Allergic rhinoconjunctivitis causes onerous symptoms of sneezing, rhinorrhea, postnasal drip, nasal congestion, and itchy, watery eyes. It is a common condition that affects 10% to 25% of the US population and up to 23% of military members with increased symptoms during deployments.1-3 Allergen immunotherapy (AIT), commonly known as allergy shots, is an effective treatment for allergic rhinoconjunctivitis, especially for patients whose symptoms are not controlled by allergy medications.4 Many military personnel who would like to receive AIT cannot continue with their immunotherapy because of frequent moves, deployments, and temporary duty assignments. This case report highlights the difficulty of managing AIT in the Military Health System.
Case Presentation
A 34-year-old active-duty US Air Force male surgeon with a medical history of allergic rhinoconjunctivitis was referred to the allergy clinic for evaluation and consideration of AIT. His symptoms included rhinorrhea, sneezing, nasal congestion, and itchy, watery eyes. The symptoms had been present for several years, occurring predominantly in the spring and fall, but also perennially when exposed to animals such as cats, dogs, and horses. The patient was raised on a ranch where he was exposed to these animals.

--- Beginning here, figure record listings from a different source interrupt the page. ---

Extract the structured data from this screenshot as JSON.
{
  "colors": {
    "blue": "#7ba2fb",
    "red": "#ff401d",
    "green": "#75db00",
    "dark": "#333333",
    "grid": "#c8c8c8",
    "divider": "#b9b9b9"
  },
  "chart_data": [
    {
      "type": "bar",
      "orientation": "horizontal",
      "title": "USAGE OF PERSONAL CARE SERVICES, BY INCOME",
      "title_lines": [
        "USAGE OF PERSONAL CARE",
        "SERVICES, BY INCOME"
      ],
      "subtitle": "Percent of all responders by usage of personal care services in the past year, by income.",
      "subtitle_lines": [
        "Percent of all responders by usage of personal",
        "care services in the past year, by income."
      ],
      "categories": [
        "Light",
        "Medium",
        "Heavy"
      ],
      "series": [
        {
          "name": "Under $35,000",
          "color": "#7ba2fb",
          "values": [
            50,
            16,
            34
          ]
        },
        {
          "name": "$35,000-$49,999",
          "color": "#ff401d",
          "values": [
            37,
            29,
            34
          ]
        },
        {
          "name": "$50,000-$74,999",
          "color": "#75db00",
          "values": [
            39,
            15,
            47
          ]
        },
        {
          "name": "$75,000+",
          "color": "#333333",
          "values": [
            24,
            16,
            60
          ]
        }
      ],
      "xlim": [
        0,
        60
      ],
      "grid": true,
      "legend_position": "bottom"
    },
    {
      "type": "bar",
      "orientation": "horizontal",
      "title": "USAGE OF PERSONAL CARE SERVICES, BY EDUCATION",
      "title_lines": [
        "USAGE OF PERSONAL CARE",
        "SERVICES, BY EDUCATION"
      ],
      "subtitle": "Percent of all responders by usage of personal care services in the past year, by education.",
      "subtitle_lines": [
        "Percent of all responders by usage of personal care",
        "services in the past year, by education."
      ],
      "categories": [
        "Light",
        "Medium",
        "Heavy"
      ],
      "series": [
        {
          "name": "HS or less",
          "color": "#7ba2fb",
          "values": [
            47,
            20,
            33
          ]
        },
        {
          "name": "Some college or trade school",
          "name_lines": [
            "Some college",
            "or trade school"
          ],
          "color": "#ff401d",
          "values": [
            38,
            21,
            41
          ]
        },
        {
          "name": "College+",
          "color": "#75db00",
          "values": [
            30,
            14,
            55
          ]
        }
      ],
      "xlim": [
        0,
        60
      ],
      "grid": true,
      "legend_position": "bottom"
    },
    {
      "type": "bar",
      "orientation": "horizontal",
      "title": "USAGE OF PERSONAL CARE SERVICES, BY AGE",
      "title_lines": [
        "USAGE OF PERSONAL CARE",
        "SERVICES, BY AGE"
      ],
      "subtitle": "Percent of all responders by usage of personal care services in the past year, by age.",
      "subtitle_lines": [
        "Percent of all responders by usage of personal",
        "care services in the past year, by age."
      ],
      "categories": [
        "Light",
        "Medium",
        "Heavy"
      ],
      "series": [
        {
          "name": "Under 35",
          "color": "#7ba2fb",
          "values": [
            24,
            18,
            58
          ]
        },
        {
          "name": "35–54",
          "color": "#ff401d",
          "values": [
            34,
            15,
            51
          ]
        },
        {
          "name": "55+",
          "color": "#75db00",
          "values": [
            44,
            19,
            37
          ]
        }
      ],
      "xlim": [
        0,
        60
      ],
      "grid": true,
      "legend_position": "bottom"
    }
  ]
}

The patient had prior skin testing at the University of Nebraska Medical Center (UNMC) for aeroallergens and was positive for trees, grasses, weeds, molds, dust mites, cats, dogs, and horses. He received AIT at UNMC with great success for18 months. Regrettably, the patient discontinued AIT following a military move to Keesler Air Force Base in Mississippi. The patient’s examination was notable for injected conjunctiva, nasal mucosa edema, and a cobblestone throat. His symptoms were not alleviated with oral cetirizine and nasal fluticasone.
His skin testing was positive for trees, weeds, mold, cats, dogs, dust mites, and horsehair (Table). The risks and benefits of AIT were discussed with the patient, who elected to proceed with restarting AIT and received counseling on aeroallergen avoidance. The patient was unable to continue AIT at Keesler Medical Center because of a military deployment.